Article 10 (Terms and Other Matters)
- The term of board members shall be two (2) years.
- Board members may be reappointed. However, reappointment exceeding three consecutive terms shall be avoided.
- Even after resignation or expiration of their term, board members shall perform their duties until incoming directors take office.
Article 11 (Staff)
- The Society shall appoint some staff members to execute general affairs, accounting, and other Society operations.
- The staff members shall assist the directors in charge of their respective operations.
- The President shall appoint staff members after obtaining approval of the Board of Directors.
Article 12 (Constitution/Authority)
The plenary meeting, organized by the regular members, is the supreme decision-making body of the Society.
Article 13 (Classes and Holding of Plenary Meetings)
- Plenary meetings of the Society fall into two classes: regular and unscheduled plenary meetings. The President summons these meetings.
- The regular plenary meeting shall be held at least once a year.

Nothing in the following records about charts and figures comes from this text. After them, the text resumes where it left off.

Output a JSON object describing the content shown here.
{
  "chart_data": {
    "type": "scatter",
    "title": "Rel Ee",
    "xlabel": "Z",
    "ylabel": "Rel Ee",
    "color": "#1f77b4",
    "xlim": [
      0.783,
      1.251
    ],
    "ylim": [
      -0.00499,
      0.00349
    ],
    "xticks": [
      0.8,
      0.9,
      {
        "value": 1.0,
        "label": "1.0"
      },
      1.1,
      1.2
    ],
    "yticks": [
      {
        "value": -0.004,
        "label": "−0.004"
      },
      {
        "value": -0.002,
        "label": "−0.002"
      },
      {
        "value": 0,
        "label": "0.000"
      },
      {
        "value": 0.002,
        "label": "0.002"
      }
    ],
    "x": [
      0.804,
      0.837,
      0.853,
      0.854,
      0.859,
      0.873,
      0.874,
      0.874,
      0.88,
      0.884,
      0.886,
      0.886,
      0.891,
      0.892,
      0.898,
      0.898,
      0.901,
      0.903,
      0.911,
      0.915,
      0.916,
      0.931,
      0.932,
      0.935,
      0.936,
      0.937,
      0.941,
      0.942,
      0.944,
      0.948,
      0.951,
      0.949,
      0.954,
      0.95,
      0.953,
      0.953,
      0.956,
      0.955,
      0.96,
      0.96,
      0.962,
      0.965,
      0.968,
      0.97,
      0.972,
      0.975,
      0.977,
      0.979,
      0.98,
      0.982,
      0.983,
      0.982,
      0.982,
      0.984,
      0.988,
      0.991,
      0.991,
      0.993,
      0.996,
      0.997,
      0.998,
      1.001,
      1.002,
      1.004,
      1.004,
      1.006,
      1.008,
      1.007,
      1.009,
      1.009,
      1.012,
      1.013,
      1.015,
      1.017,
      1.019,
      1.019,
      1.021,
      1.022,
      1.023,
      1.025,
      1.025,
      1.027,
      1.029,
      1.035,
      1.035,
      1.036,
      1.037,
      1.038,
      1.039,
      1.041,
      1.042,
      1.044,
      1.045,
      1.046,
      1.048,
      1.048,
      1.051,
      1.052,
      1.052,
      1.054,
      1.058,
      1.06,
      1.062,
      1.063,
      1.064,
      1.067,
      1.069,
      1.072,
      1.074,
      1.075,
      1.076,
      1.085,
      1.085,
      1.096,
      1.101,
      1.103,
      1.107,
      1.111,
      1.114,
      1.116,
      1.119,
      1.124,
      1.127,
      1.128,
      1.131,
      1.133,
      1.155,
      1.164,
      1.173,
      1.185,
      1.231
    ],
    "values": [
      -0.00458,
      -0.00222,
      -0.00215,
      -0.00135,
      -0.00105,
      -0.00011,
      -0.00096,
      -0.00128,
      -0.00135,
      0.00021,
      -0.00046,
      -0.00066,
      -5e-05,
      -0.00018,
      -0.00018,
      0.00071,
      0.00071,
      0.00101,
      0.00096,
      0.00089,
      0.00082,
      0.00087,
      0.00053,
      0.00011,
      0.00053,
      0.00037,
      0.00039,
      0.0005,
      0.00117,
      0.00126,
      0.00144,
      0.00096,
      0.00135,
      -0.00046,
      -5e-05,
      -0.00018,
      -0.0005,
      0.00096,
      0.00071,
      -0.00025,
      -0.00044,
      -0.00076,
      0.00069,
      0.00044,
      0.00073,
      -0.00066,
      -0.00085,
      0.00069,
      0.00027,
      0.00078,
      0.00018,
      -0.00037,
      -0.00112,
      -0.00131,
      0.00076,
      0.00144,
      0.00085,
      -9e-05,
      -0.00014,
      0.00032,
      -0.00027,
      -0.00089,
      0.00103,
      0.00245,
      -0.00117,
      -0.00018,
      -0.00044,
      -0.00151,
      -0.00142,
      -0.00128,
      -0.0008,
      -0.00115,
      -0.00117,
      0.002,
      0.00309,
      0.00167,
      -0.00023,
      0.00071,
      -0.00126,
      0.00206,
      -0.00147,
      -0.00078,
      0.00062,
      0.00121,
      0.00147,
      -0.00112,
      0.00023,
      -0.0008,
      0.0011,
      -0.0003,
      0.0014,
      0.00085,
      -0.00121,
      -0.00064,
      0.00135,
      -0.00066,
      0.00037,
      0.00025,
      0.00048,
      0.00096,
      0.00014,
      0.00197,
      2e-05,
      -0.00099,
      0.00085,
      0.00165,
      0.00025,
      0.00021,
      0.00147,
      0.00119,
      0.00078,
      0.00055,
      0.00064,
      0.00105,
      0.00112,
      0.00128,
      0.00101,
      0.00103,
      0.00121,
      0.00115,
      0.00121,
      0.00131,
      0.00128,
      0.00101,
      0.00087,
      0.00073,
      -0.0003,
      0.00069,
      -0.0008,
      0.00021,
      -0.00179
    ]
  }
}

- Unscheduled plenary meetings shall be held under one of the two following circumstances:
(1) When the Board of Directors recognizes the need
(2) When one-fifth or more of all regular members submit a written request that notes the purpose of holding a plenary meeting
Article 14 (Voting Right)
Each regular member shall have an equal voting right.
Article 15 (Resolution)
Decisions regarding business of plenary meetings, excepting matters stipulated elsewhere in the Bylaws, shall be made by the majority of the regular members in attendance at the meeting. Where the votes are equally divided, the chair of the meeting shall have the casting vote.
Article 16 (Constitution)
The Board of Directors shall consist of directors.
Article 17 (Authority)
The Board of Directors shall carry out the following affairs, as well as the matters stipulated in the Bylaws.
(1) Deliberate and make decision on matters to bring to a plenary meeting.
(2) Execute matters decided at plenary meetings.
(3) Execute affairs of the Society not requiring resolution at a plenary meeting.
Article 18 (Budget and Settlement of Accounts)
Income and expenditure budgets and settlement of accounts shall first be audited by the auditors and approved by the Board of Directors, and then approved at a plenary meeting.
Article 19 (Accounting Year)
The accounting year for the Society shall start on January 1 and end on December 31 each year.
Article 20 (Revision to the Bylaws)
Changes to the Bylaws shall be subject to resolution at a plenary meeting made by two-thirds or more votes of the attendees.
Article 21 (Detailed Rules of the Society)
Detailed rules required to enforce the Bylaws shall be established by the President after being subjected to the resolution of the Board of Directors.